Del número de junio de 2014 de El Heraldo de la Ciencia Cristiana

Original en portugués


Hace tres años, mi marido y yo decidimos vender el apartamento donde habíamos estado viviendo durante 13 años. Habíamos reservado dinero para responder a otros compromisos, y otra parte para comprar una nueva propiedad. Pensamos que sería una buena oportunidad para mudarnos de un apartamento a una casa.

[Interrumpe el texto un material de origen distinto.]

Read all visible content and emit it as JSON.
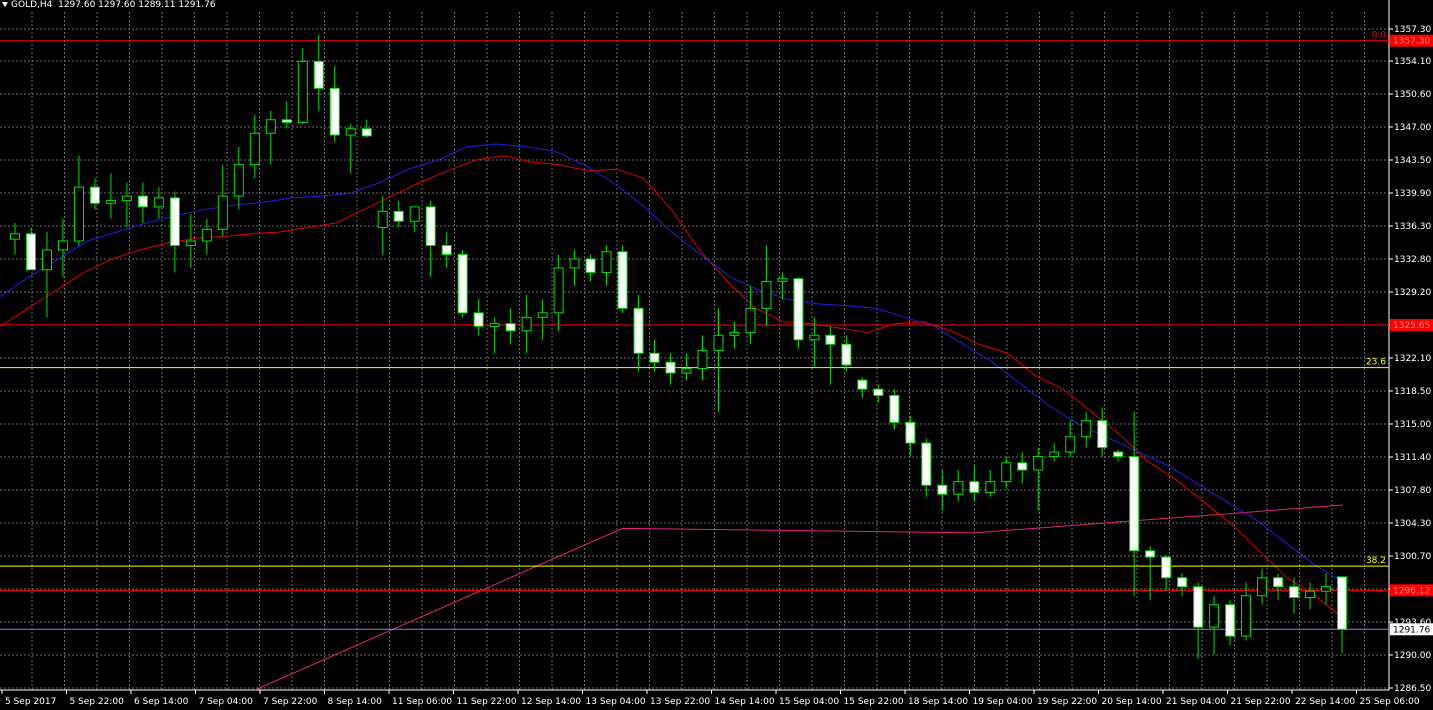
{
  "header": {
    "symbol": "GOLD,H4",
    "ohlc": "1297.60 1297.60 1289.11 1291.76"
  },
  "colors": {
    "background": "#000000",
    "grid": "#6b6b6b",
    "axis": "#ffffff",
    "bull_candle": "#000000",
    "bear_candle": "#ffffff",
    "candle_outline": "#00e000",
    "ma_fast": "#e00000",
    "ma_slow": "#2020e0",
    "ma_long": "#e0207f",
    "fib_line": "#ffff00",
    "price_line": "#ff0000",
    "bid_line": "#8080ff"
  },
  "chart_data": {
    "type": "candlestick",
    "ylim": [
      1285.0,
      1360.5
    ],
    "y_ticks": [
      "1357.30",
      "1354.10",
      "1350.60",
      "1347.00",
      "1343.50",
      "1339.90",
      "1336.30",
      "1332.80",
      "1329.20",
      "1325.65",
      "1322.10",
      "1318.50",
      "1315.00",
      "1311.40",
      "1307.80",
      "1304.30",
      "1300.70",
      "1297.20",
      "1293.60",
      "1290.00",
      "1286.50"
    ],
    "x_labels": [
      "5 Sep 2017",
      "5 Sep 22:00",
      "6 Sep 14:00",
      "7 Sep 04:00",
      "7 Sep 22:00",
      "8 Sep 14:00",
      "11 Sep 06:00",
      "11 Sep 22:00",
      "12 Sep 14:00",
      "13 Sep 04:00",
      "13 Sep 22:00",
      "14 Sep 14:00",
      "15 Sep 04:00",
      "15 Sep 22:00",
      "18 Sep 14:00",
      "19 Sep 04:00",
      "19 Sep 22:00",
      "20 Sep 14:00",
      "21 Sep 04:00",
      "21 Sep 22:00",
      "22 Sep 14:00",
      "25 Sep 06:00"
    ],
    "horizontal_levels": [
      {
        "price": 1357.3,
        "color": "#ff0000",
        "label": "0.0"
      },
      {
        "price": 1325.65,
        "color": "#ff0000",
        "label": ""
      },
      {
        "price": 1320.9,
        "color": "#ffff00",
        "label": "23.6"
      },
      {
        "price": 1298.8,
        "color": "#ffff00",
        "label": "38.2"
      },
      {
        "price": 1296.1,
        "color": "#ff0000",
        "label": ""
      },
      {
        "price": 1291.76,
        "color": "#8080ff",
        "label": ""
      }
    ],
    "price_tags": [
      {
        "text": "1357.30",
        "price": 1357.3,
        "bg": "#ff0000",
        "fg": "#ff8080"
      },
      {
        "text": "1325.65",
        "price": 1325.65,
        "bg": "#ff0000",
        "fg": "#ff8080"
      },
      {
        "text": "1296.12",
        "price": 1296.1,
        "bg": "#ff0000",
        "fg": "#ff8080"
      },
      {
        "text": "1291.76",
        "price": 1291.76,
        "bg": "#ffffff",
        "fg": "#000000"
      }
    ],
    "candles": [
      {
        "o": 1335.2,
        "h": 1337.0,
        "l": 1333.5,
        "c": 1335.8
      },
      {
        "o": 1335.8,
        "h": 1336.5,
        "l": 1332.0,
        "c": 1331.8
      },
      {
        "o": 1331.8,
        "h": 1336.0,
        "l": 1326.5,
        "c": 1334.0
      },
      {
        "o": 1334.0,
        "h": 1337.5,
        "l": 1331.0,
        "c": 1335.0
      },
      {
        "o": 1335.0,
        "h": 1344.5,
        "l": 1334.5,
        "c": 1341.0
      },
      {
        "o": 1341.0,
        "h": 1342.0,
        "l": 1338.5,
        "c": 1339.2
      },
      {
        "o": 1339.2,
        "h": 1342.5,
        "l": 1337.5,
        "c": 1339.5
      },
      {
        "o": 1339.5,
        "h": 1341.5,
        "l": 1336.5,
        "c": 1340.0
      },
      {
        "o": 1340.0,
        "h": 1341.5,
        "l": 1337.0,
        "c": 1338.8
      },
      {
        "o": 1338.8,
        "h": 1341.0,
        "l": 1337.5,
        "c": 1339.8
      },
      {
        "o": 1339.8,
        "h": 1340.5,
        "l": 1331.5,
        "c": 1334.5
      },
      {
        "o": 1334.5,
        "h": 1338.0,
        "l": 1332.0,
        "c": 1335.0
      },
      {
        "o": 1335.0,
        "h": 1337.5,
        "l": 1333.5,
        "c": 1336.3
      },
      {
        "o": 1336.3,
        "h": 1343.5,
        "l": 1335.5,
        "c": 1340.0
      },
      {
        "o": 1340.0,
        "h": 1345.5,
        "l": 1338.5,
        "c": 1343.5
      },
      {
        "o": 1343.5,
        "h": 1349.0,
        "l": 1342.0,
        "c": 1347.0
      },
      {
        "o": 1347.0,
        "h": 1349.5,
        "l": 1343.5,
        "c": 1348.5
      },
      {
        "o": 1348.5,
        "h": 1350.5,
        "l": 1347.5,
        "c": 1348.2
      },
      {
        "o": 1348.2,
        "h": 1356.5,
        "l": 1348.0,
        "c": 1355.0
      },
      {
        "o": 1355.0,
        "h": 1358.0,
        "l": 1349.5,
        "c": 1352.0
      },
      {
        "o": 1352.0,
        "h": 1354.5,
        "l": 1346.0,
        "c": 1346.8
      },
      {
        "o": 1346.8,
        "h": 1348.0,
        "l": 1342.5,
        "c": 1347.5
      },
      {
        "o": 1347.5,
        "h": 1348.5,
        "l": 1346.5,
        "c": 1346.7
      },
      {
        "o": 1336.5,
        "h": 1340.0,
        "l": 1333.5,
        "c": 1338.3
      },
      {
        "o": 1338.3,
        "h": 1339.5,
        "l": 1336.5,
        "c": 1337.2
      },
      {
        "o": 1337.2,
        "h": 1338.8,
        "l": 1336.0,
        "c": 1338.8
      },
      {
        "o": 1338.8,
        "h": 1339.5,
        "l": 1331.0,
        "c": 1334.5
      },
      {
        "o": 1334.5,
        "h": 1336.0,
        "l": 1332.0,
        "c": 1333.5
      },
      {
        "o": 1333.5,
        "h": 1334.0,
        "l": 1326.5,
        "c": 1327.0
      },
      {
        "o": 1327.0,
        "h": 1328.5,
        "l": 1324.5,
        "c": 1325.5
      },
      {
        "o": 1325.5,
        "h": 1326.5,
        "l": 1322.5,
        "c": 1325.8
      },
      {
        "o": 1325.8,
        "h": 1327.5,
        "l": 1323.5,
        "c": 1325.0
      },
      {
        "o": 1325.0,
        "h": 1329.0,
        "l": 1322.5,
        "c": 1326.5
      },
      {
        "o": 1326.5,
        "h": 1328.5,
        "l": 1324.0,
        "c": 1327.0
      },
      {
        "o": 1327.0,
        "h": 1333.5,
        "l": 1325.0,
        "c": 1332.0
      },
      {
        "o": 1332.0,
        "h": 1334.0,
        "l": 1330.0,
        "c": 1333.0
      },
      {
        "o": 1333.0,
        "h": 1333.5,
        "l": 1330.5,
        "c": 1331.5
      },
      {
        "o": 1331.5,
        "h": 1334.5,
        "l": 1330.0,
        "c": 1333.8
      },
      {
        "o": 1333.8,
        "h": 1334.5,
        "l": 1327.0,
        "c": 1327.5
      },
      {
        "o": 1327.5,
        "h": 1329.0,
        "l": 1320.5,
        "c": 1322.5
      },
      {
        "o": 1322.5,
        "h": 1324.0,
        "l": 1320.5,
        "c": 1321.5
      },
      {
        "o": 1321.5,
        "h": 1322.5,
        "l": 1319.0,
        "c": 1320.3
      },
      {
        "o": 1320.3,
        "h": 1322.5,
        "l": 1319.5,
        "c": 1320.8
      },
      {
        "o": 1320.8,
        "h": 1324.5,
        "l": 1319.5,
        "c": 1322.8
      },
      {
        "o": 1322.8,
        "h": 1327.5,
        "l": 1316.0,
        "c": 1324.5
      },
      {
        "o": 1324.5,
        "h": 1326.0,
        "l": 1323.0,
        "c": 1324.8
      },
      {
        "o": 1324.8,
        "h": 1330.0,
        "l": 1323.5,
        "c": 1327.5
      },
      {
        "o": 1327.5,
        "h": 1334.5,
        "l": 1325.5,
        "c": 1330.5
      },
      {
        "o": 1330.5,
        "h": 1331.5,
        "l": 1328.5,
        "c": 1330.8
      },
      {
        "o": 1330.8,
        "h": 1331.0,
        "l": 1323.0,
        "c": 1324.0
      },
      {
        "o": 1324.0,
        "h": 1326.5,
        "l": 1321.0,
        "c": 1324.5
      },
      {
        "o": 1324.5,
        "h": 1325.5,
        "l": 1319.0,
        "c": 1323.5
      },
      {
        "o": 1323.5,
        "h": 1324.5,
        "l": 1320.5,
        "c": 1321.2
      },
      {
        "o": 1319.5,
        "h": 1319.8,
        "l": 1317.5,
        "c": 1318.5
      },
      {
        "o": 1318.5,
        "h": 1319.0,
        "l": 1317.0,
        "c": 1317.8
      },
      {
        "o": 1317.8,
        "h": 1318.5,
        "l": 1314.0,
        "c": 1314.8
      },
      {
        "o": 1314.8,
        "h": 1315.5,
        "l": 1311.0,
        "c": 1312.5
      },
      {
        "o": 1312.5,
        "h": 1313.0,
        "l": 1306.5,
        "c": 1307.8
      },
      {
        "o": 1307.8,
        "h": 1309.5,
        "l": 1305.0,
        "c": 1306.8
      },
      {
        "o": 1306.8,
        "h": 1309.5,
        "l": 1306.0,
        "c": 1308.2
      },
      {
        "o": 1308.2,
        "h": 1310.0,
        "l": 1306.0,
        "c": 1307.0
      },
      {
        "o": 1307.0,
        "h": 1309.5,
        "l": 1306.5,
        "c": 1308.2
      },
      {
        "o": 1308.2,
        "h": 1311.0,
        "l": 1307.5,
        "c": 1310.3
      },
      {
        "o": 1310.3,
        "h": 1311.5,
        "l": 1308.0,
        "c": 1309.5
      },
      {
        "o": 1309.5,
        "h": 1312.0,
        "l": 1305.0,
        "c": 1311.0
      },
      {
        "o": 1311.0,
        "h": 1312.5,
        "l": 1310.5,
        "c": 1311.5
      },
      {
        "o": 1311.5,
        "h": 1315.0,
        "l": 1311.0,
        "c": 1313.2
      },
      {
        "o": 1313.2,
        "h": 1316.0,
        "l": 1312.0,
        "c": 1315.0
      },
      {
        "o": 1315.0,
        "h": 1316.5,
        "l": 1311.0,
        "c": 1312.0
      },
      {
        "o": 1311.5,
        "h": 1311.8,
        "l": 1310.5,
        "c": 1311.0
      },
      {
        "o": 1311.0,
        "h": 1316.0,
        "l": 1295.5,
        "c": 1300.5
      },
      {
        "o": 1300.5,
        "h": 1301.0,
        "l": 1295.0,
        "c": 1299.8
      },
      {
        "o": 1299.8,
        "h": 1300.0,
        "l": 1296.0,
        "c": 1297.5
      },
      {
        "o": 1297.5,
        "h": 1298.0,
        "l": 1295.5,
        "c": 1296.5
      },
      {
        "o": 1296.5,
        "h": 1297.0,
        "l": 1288.5,
        "c": 1292.0
      },
      {
        "o": 1292.0,
        "h": 1295.5,
        "l": 1289.0,
        "c": 1294.5
      },
      {
        "o": 1294.5,
        "h": 1295.0,
        "l": 1290.0,
        "c": 1291.0
      },
      {
        "o": 1291.0,
        "h": 1297.0,
        "l": 1290.5,
        "c": 1295.5
      },
      {
        "o": 1295.5,
        "h": 1298.5,
        "l": 1294.5,
        "c": 1297.5
      },
      {
        "o": 1297.5,
        "h": 1298.0,
        "l": 1295.0,
        "c": 1296.5
      },
      {
        "o": 1296.5,
        "h": 1297.5,
        "l": 1293.5,
        "c": 1295.3
      },
      {
        "o": 1295.3,
        "h": 1297.0,
        "l": 1294.0,
        "c": 1296.0
      },
      {
        "o": 1296.0,
        "h": 1298.0,
        "l": 1294.5,
        "c": 1296.5
      },
      {
        "o": 1297.6,
        "h": 1297.6,
        "l": 1289.11,
        "c": 1291.76
      }
    ],
    "ma_fast": [
      1325.5,
      1327.5,
      1329.5,
      1331.5,
      1333.0,
      1334.0,
      1334.8,
      1335.3,
      1335.5,
      1335.8,
      1336.0,
      1336.5,
      1337.0,
      1338.5,
      1340.0,
      1341.5,
      1342.8,
      1344.0,
      1344.5,
      1343.8,
      1343.5,
      1342.8,
      1343.0,
      1342.0,
      1338.5,
      1334.0,
      1330.5,
      1327.5,
      1326.0,
      1325.8,
      1325.3,
      1324.8,
      1325.8,
      1326.0,
      1325.0,
      1323.5,
      1322.5,
      1320.0,
      1318.5,
      1316.0,
      1313.5,
      1310.5,
      1308.5,
      1306.0,
      1303.5,
      1300.5,
      1297.5,
      1295.5,
      1293.0
    ],
    "ma_slow": [
      1328.8,
      1331.0,
      1333.0,
      1335.0,
      1336.0,
      1337.0,
      1337.8,
      1338.5,
      1339.0,
      1339.3,
      1339.8,
      1340.0,
      1340.3,
      1341.5,
      1343.0,
      1344.0,
      1345.5,
      1345.8,
      1345.5,
      1345.0,
      1343.5,
      1341.5,
      1339.0,
      1336.0,
      1333.5,
      1331.0,
      1329.5,
      1328.5,
      1328.0,
      1327.8,
      1327.5,
      1326.5,
      1325.5,
      1323.5,
      1321.5,
      1319.0,
      1316.5,
      1314.5,
      1313.0,
      1311.5,
      1310.0,
      1308.0,
      1306.0,
      1304.0,
      1301.5,
      1299.0,
      1297.0
    ]
  }
}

La ciudad en la que vivo, São Paulo, es muy grande, y muchas personas pasan a diario muchas horas en el tráfico, principalmente viajando de la casa al trabajo. Yo tengo mi propio negocio, así que para mí era muy importante continuar viviendo en el mismo barrio, para seguir teniendo fácil y rápido acceso a mi empresa, ubicada en las cercanías. Sin embargo, mi marido y yo muy pronto nos dimos cuenta de que el monto del que disponíamos solo sería suficiente para comprar una casa en un barrio muy alejado, o en otra ciudad en las afueras de São Paulo.

El contrato de compra-venta de nuestro apartamento establecía que teníamos tres meses para mudarnos de allí a partir de la fecha en que concretamos la venta. No obstante, después de buscar durante dos meses, no habíamos encontrado un nuevo hogar. Presionados por el tiempo y la cuestión financiera, ya habíamos desistido de la idea de comprar una casa. Encontramos otro apartamento, que era más pequeño y ofrecía menos que el que teníamos. A la mañana siguiente, firmaríamos el contrato de compra de ese nuevo apartamento, pero, en el fondo, yo no sentía que ese debía ser nuestro nuevo hogar.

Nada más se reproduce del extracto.